The recently announced national account figures for the September quarter saw Australia's GDP (Gross Domestic Product) shrink by 0.5 per cent. This is the result of a fall in business investment (of 9.7 percent in the last 12 months), a collapse in effective demand, reduction in government spending and the decline in the building industry.
The annual growth rate fell from 3.1 to 1.8 percent, this at a time when official interests rates are at an all time low of 1.5 percent. Australian capitalism's economic slump is the result of the long term price deterioration in the country's dependency on exporting commodities.
After the last official recession in 1991 the Australian economy has contracted three more times - in 2000 when the GST was introduced, the 2008 Global Financial Crisis (GFC) and the 2011 Queensland flood devastation. There is no end in sight for the current economic stagnation because investments by business continue to fall, creating a crisis of confidence in the stability of capitalism.
For Treasurer Morrison and business groups the solution is in the mantra of reducing company tax (from 30% to 25%) and government expenditure in the coming years. All this will achieve is a $50 billion tax reduction for corporations with no guarantee that this boost to their profits will revive investment and increase employment.
Contradicting this bourgeois economists then point out that household consumption has fallen since the beginning of this year in Australia and is the major worry for the faltering economy. Capitalist economies have depended on debt-driven household spending to power their growth. In the decade prior to the 2008 GFC household consumption grew 3.95 percent annually, then after the crash it fell to 2.5 percent.
The chances of the Turnball government turning around the budget deficit (currently at $40 billion) to a surplus, by 2021 are next to nil. The credit ratings agencies and finance capital are now threatening a down grade in Australia's triple A credit rating.
The day of reckoning demands that huge amounts of capital need to be destroyed
Eventually they will demand a day of reckoning and further austerity measures to be implemented of the severity that has been witnessed in Europe. Despite all the ingenious innovations and productive power of capitalism it has a feature that is its undoing: it suffers from recurring economic crises making it an inherently unstable system.

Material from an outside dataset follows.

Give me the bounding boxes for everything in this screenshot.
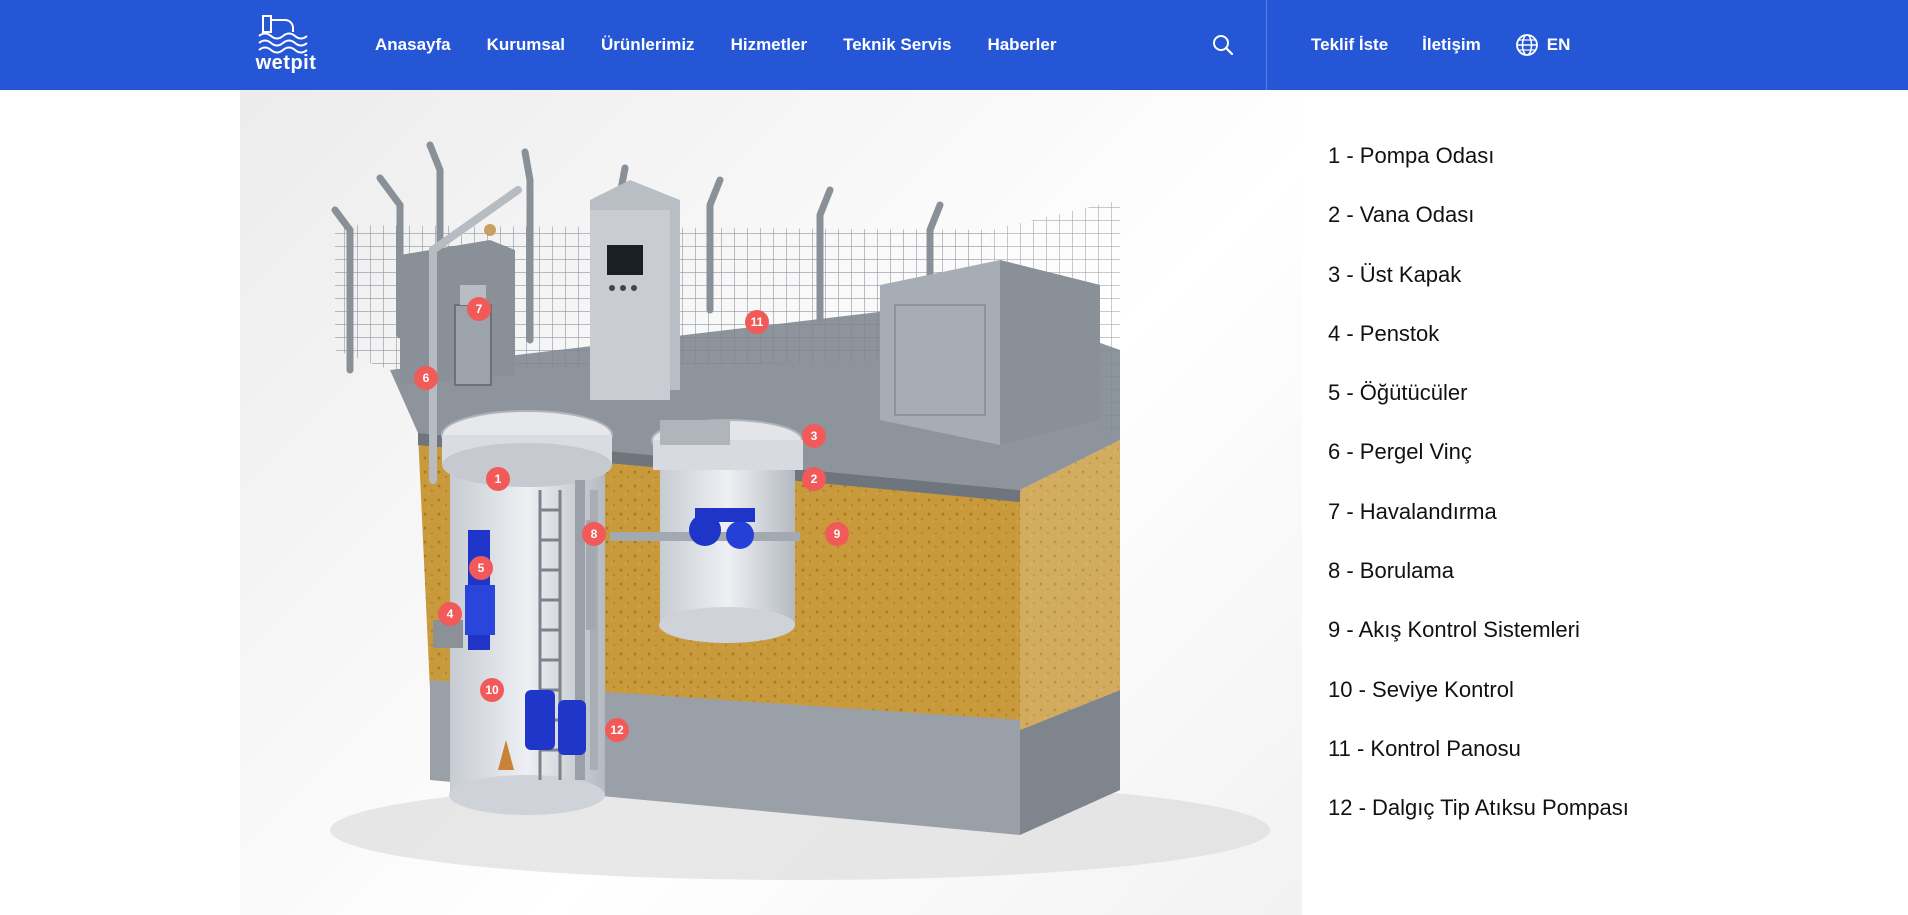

The world economy is experiencing a long depression due to what Marx explained is the falling rate of profit and a colossal rise in debt. Presently capital is incapable of returning profit rates and has the problem of excess capacity, consequently it cannot get out of this depression. There are essentially two choices for a recovery from the present depression, either through the wiping out of useless investments and assets through bankruptcies, closing down of plants etc to restore the rate of profit which will entail a massive rise in unemployment and misery for those unemployed or by the overthrow of the capitalist system and its replacement by a socialist mode of production (which does not suffer from chronic depressions) whose purpose is to fulfil people's needs.
The current depression which occurred with the GFC in 2008 was detonated by the massive growth of fictitious capital that ultimately disintegrated when the ratio of household prices to household incomes could not sustain real value expansion. However this detonation was not the cause, it was the symptom of the overall cause of the crisis which is the law of the tendency of the rate of profit to fall and accompanied by a crisis of overproduction.
In the history of modern capitalism there have been three depressions. It is important here to make the distinction between recurring recessions or slumps from depressions.
The first being the Long Depression of 1873-97, the second being the Great Depression of 1929-39, and now arguably the third of 2008-? These depressions all began with major slumps: 1873-6 slump started off the Long Depression; 1929-32 slump started off the Great Depression; and the 2008-9 for the current depression.
Depressions are the result of a combination of descending phases in the cycles of capitalism. Each depression occurs when the cycles of technological innovation have reached their completion and flooded the economy. It occurs when commodity prices and world production slide downwards, going from inflation to deflation. It occurs when the cycle of infrastructure investment and construction has declined. It occurs when the rate of profit falls together with excess capacity of production. The combination of these diverse cycles has a pattern of happening once every seventy years.
Each depression never recovers from the economic devastation it causes
Whilst in each of the 1873-97 Long Depression and the 1929-39 Great depression there were both economic decline and some growth, the recovery was never enough to nullify the devastation of the early slump, and further slumps ensued.
In all likelihood the world is in the early stages of a third depression. Predictions are that it will be a long depression and more difficult than a great depression.
As Marx said many years ago the problem of capital is with capital itself. Capitalism may well emerge out of its long depression, however the time of its approaching historical extinction is getting closer.